Mais à Inzerki, les villageois partent les uns après les autres, abandonnant les ruches. Ils espèrent trouver une vie meilleure en ville. La sécheresse les pousse à l’exode rural.

Anir a 10 ans. Il ne joue pas avec les autres enfants. Tous les matins, il s’échappe avec sa mère pour se promener. Elle s’arrête toujours à l’entrée du rucher, à droite, devant la ruche des abeilles noires, mais il ne sait pas pourquoi. Il ne comprend pas pourquoi sa mère a les « yeux métalliques ».

Son père, Omar, et son grand-père lui cachent un secret de famille. Sa mère, Aïcha, vient d’un autre village. Elle est considérée comme une étrangère, mais surtout comme une « possédée » depuis l’événement tragique qui l’a plongée dans un état dépressif.

Omar est parti travailler à la ville, dans la supérette de son cousin Hamid. Il espère gagner de l’argent pour soigner sa femme. Mais la vie citadine n’est pas la vie rêvée pour cet homme de la campagne.

La chaleur est écrasante. L’eau vient à manquer pour les hommes et les abeilles. L’autrice convoque et éveille tous nos sens. On entend la terre craquer, les abeilles bourdonner. C’est une véritable ode à la nature. Cette histoire aux allures de conte est habitée de personnages attachants. J’ai été sensible à l’écriture de Zineb Mekouar, poétique, qui m’a happée. Le livre se termine un peu rapidement à mon goût. J’ai aimé l’entremêlement du destin des abeilles et des hommes. Ce petit insecte annonce la catastrophe écologique à venir… Souviens-toi des abeilles.

Note : 4 sur 5.

Incipit :
« Cette nuit-là
L’obscurité est là. Les cris aussi. Des cris qui ne lui ressemblent pas, des convulsions qui effraient la mère, accélérant le rythme de ses pas dans cette pièce aux murs immenses. L’enfant est dans ses bras, bercé par cette mélodie qu’il aime pourtant, qui l’a tant de fois apaisé. »

« Do, do, da ; grave, grave, aigu. »

« Écoute ce chant,
Doux et chaud,
Comme le miel que font les abeilles.
Je t’offre ces notes, le son de ma voix.
Te souviendras-tu que je chantais pour toi ? »

« Au-dehors, c’est très silencieux. A l’aube, tout s’étire, se détend, le dos, les épaules du monde ; ça craquelle mais c’est agréable, la sève est partout, rien n’est asséché encore et peut-être que rien ne s’achèvera, ni le bourdonnement des abeilles, ni rien de la sorte, jamais. »

« Autour de la ruche d’Anir, quelques cadavres. Jeddi ouvre délicatement le couvercle en palmier. C’est à chaque fois très dur, très dur de les voir comme ça ; de les prendre entre le pouce et l’index ; de toucher leurs ailes, si fines ; de ne plus entendre leur bourdonnement.

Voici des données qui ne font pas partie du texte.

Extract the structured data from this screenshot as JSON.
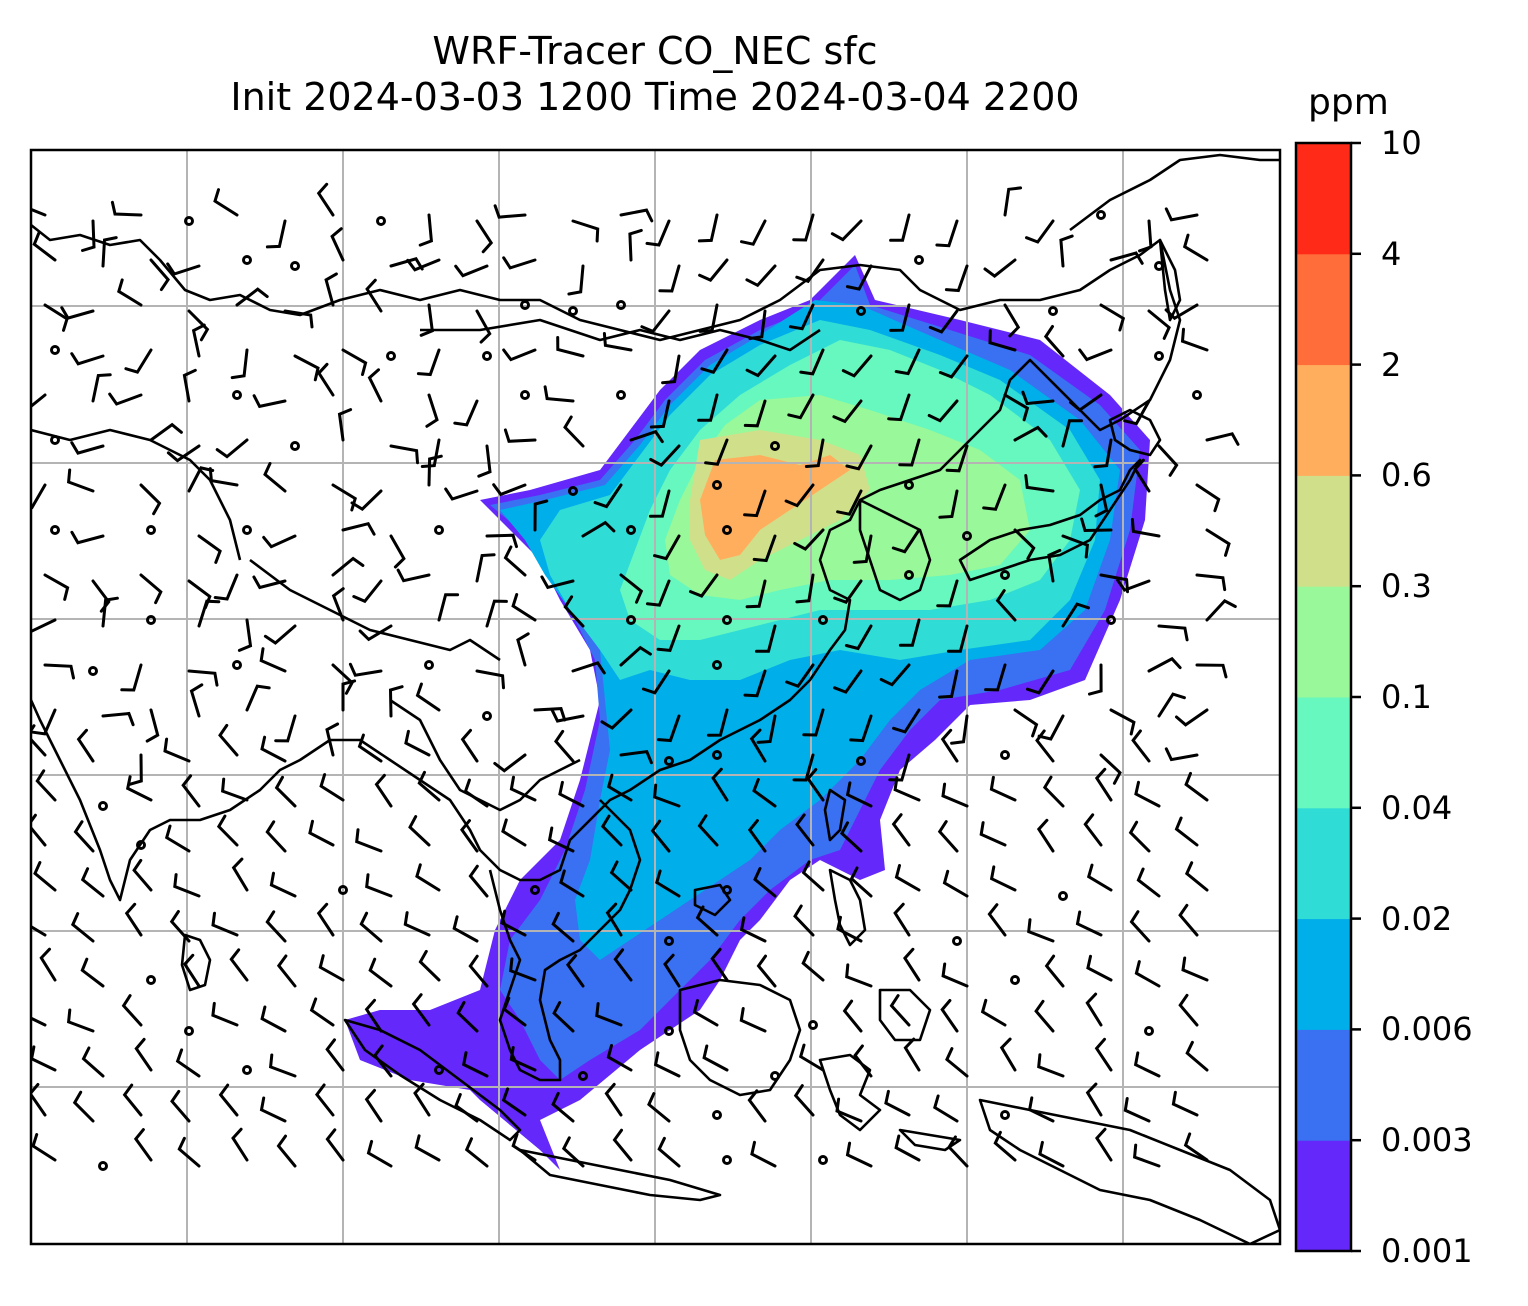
{
  "title": {
    "line1": "WRF-Tracer CO_NEC sfc",
    "line2": "Init 2024-03-03 1200 Time 2024-03-04 2200"
  },
  "colorbar": {
    "unit": "ppm",
    "levels": [
      "0.001",
      "0.003",
      "0.006",
      "0.02",
      "0.04",
      "0.1",
      "0.3",
      "0.6",
      "2",
      "4",
      "10"
    ],
    "colors": [
      "#6428fa",
      "#3a70f2",
      "#00aeea",
      "#30dcd6",
      "#66f8be",
      "#98f89a",
      "#d0e08a",
      "#ffae5e",
      "#ff6e3a",
      "#ff2a18"
    ]
  },
  "map": {
    "coastline_color": "#000000",
    "gridline_color": "#b4b4b4",
    "wind_barb_color": "#000000"
  }
}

C’est tout petit, une abeille, tout petit, ça ne devrait pas mourir pour une histoire de terre qui s’assèche, ça ne devrait pas mourir, une abeille ; c’est comme un enfant malade, une mère qui ne reconnaît plus son fils, ça ne devrait pas exister, ces choses-là ; des injustices comme celles-là, sur la terre, ça ne devrait pas exister, une abeille qui meurt, un enfant qui ne guérit pas, une mère aux yeux métalliques ; des injustices qui brisent tout à l’intérieur, qui nouent le ventre et nous laissent sans souffle. Impuissants. »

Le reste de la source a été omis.